Risk-Adjusted Performance

Good

 
Weak
 
Strong
Compared to the overall equity markets, risk-adjusted returns on investments in LOWES PANIES INC are ranked lower than 11 (%) of all global equities and portfolios over the last 90 days. Despite somewhat strong basic indicators, LOWES is not utilizing all of its potentials. The latest stock price disturbance, may contribute to short-term losses for the investors.

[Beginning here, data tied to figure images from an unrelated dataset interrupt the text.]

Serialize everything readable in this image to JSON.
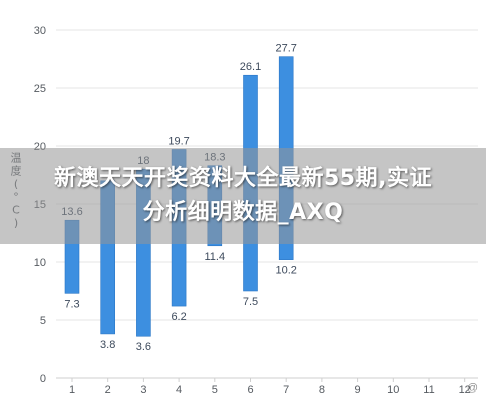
{
  "banner": {
    "title": "新澳天天开奖资料大全最新55期,实证分析细明数据_AXQ"
  },
  "watermark": {
    "text": "@"
  },
  "colors": {
    "bar": "#3d8fe0",
    "bar_edge": "#2a76c6",
    "grid": "#e6e6e6",
    "axis": "#cfcfcf"
  },
  "chart_data": {
    "type": "bar",
    "subtype": "floating-range",
    "categories": [
      "1",
      "2",
      "3",
      "4",
      "5",
      "6",
      "7",
      "8",
      "9",
      "10",
      "11",
      "12"
    ],
    "series": [
      {
        "low": [
          7.3,
          3.8,
          3.6,
          6.2,
          11.4,
          7.5,
          10.2,
          null,
          null,
          null,
          null,
          null
        ],
        "high": [
          13.6,
          17,
          18,
          19.7,
          18.3,
          26.1,
          27.7,
          null,
          null,
          null,
          null,
          null
        ],
        "low_labels": [
          "7.3",
          "3.8",
          "3.6",
          "6.2",
          "11.4",
          "7.5",
          "10.2"
        ],
        "high_labels": [
          "13.6",
          "",
          "18",
          "19.7",
          "18.3",
          "26.1",
          "27.7"
        ]
      }
    ],
    "ylabel": "温度 (°C)",
    "ylim": [
      0,
      30
    ],
    "yticks": [
      "0",
      "5",
      "10",
      "15",
      "20",
      "25",
      "30"
    ],
    "grid": true,
    "legend": "none"
  }
}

Gap, and LOWES Volatility Contrast

   Predicted Return Density   
       Returns  

Pair Trading with Gap, and LOWES

The main advantage of trading using opposite Gap, and LOWES positions is that it hedges away some unsystematic risk. Because of two separate transactions, even if Gap, position performs unexpectedly, LOWES can make up some of the losses. Pair trading also minimizes risk from directional movements in the market. For example, if an entire industry or sector drops because of unexpected headlines, the short position in LOWES will offset losses from the drop in LOWES's long position.
The idea behind The Gap, and LOWES PANIES INC pairs trading is to make the combined position market-neutral, meaning the overall market's direction will not affect its win or loss (or potential downside or upside). This can be achieved by designing a pairs trade with two highly correlated stocks or equities that operate in a similar space or sector, making it possible to obtain profits through simple and relatively low-risk investment.
Check out your portfolio center.
Note that this page's information should be used as a complementary analysis to find the right mix of equity instruments to add to your existing portfolios or create a brand new portfolio. You can also try the Correlation Analysis module to reduce portfolio risk simply by holding instruments which are not perfectly correlated.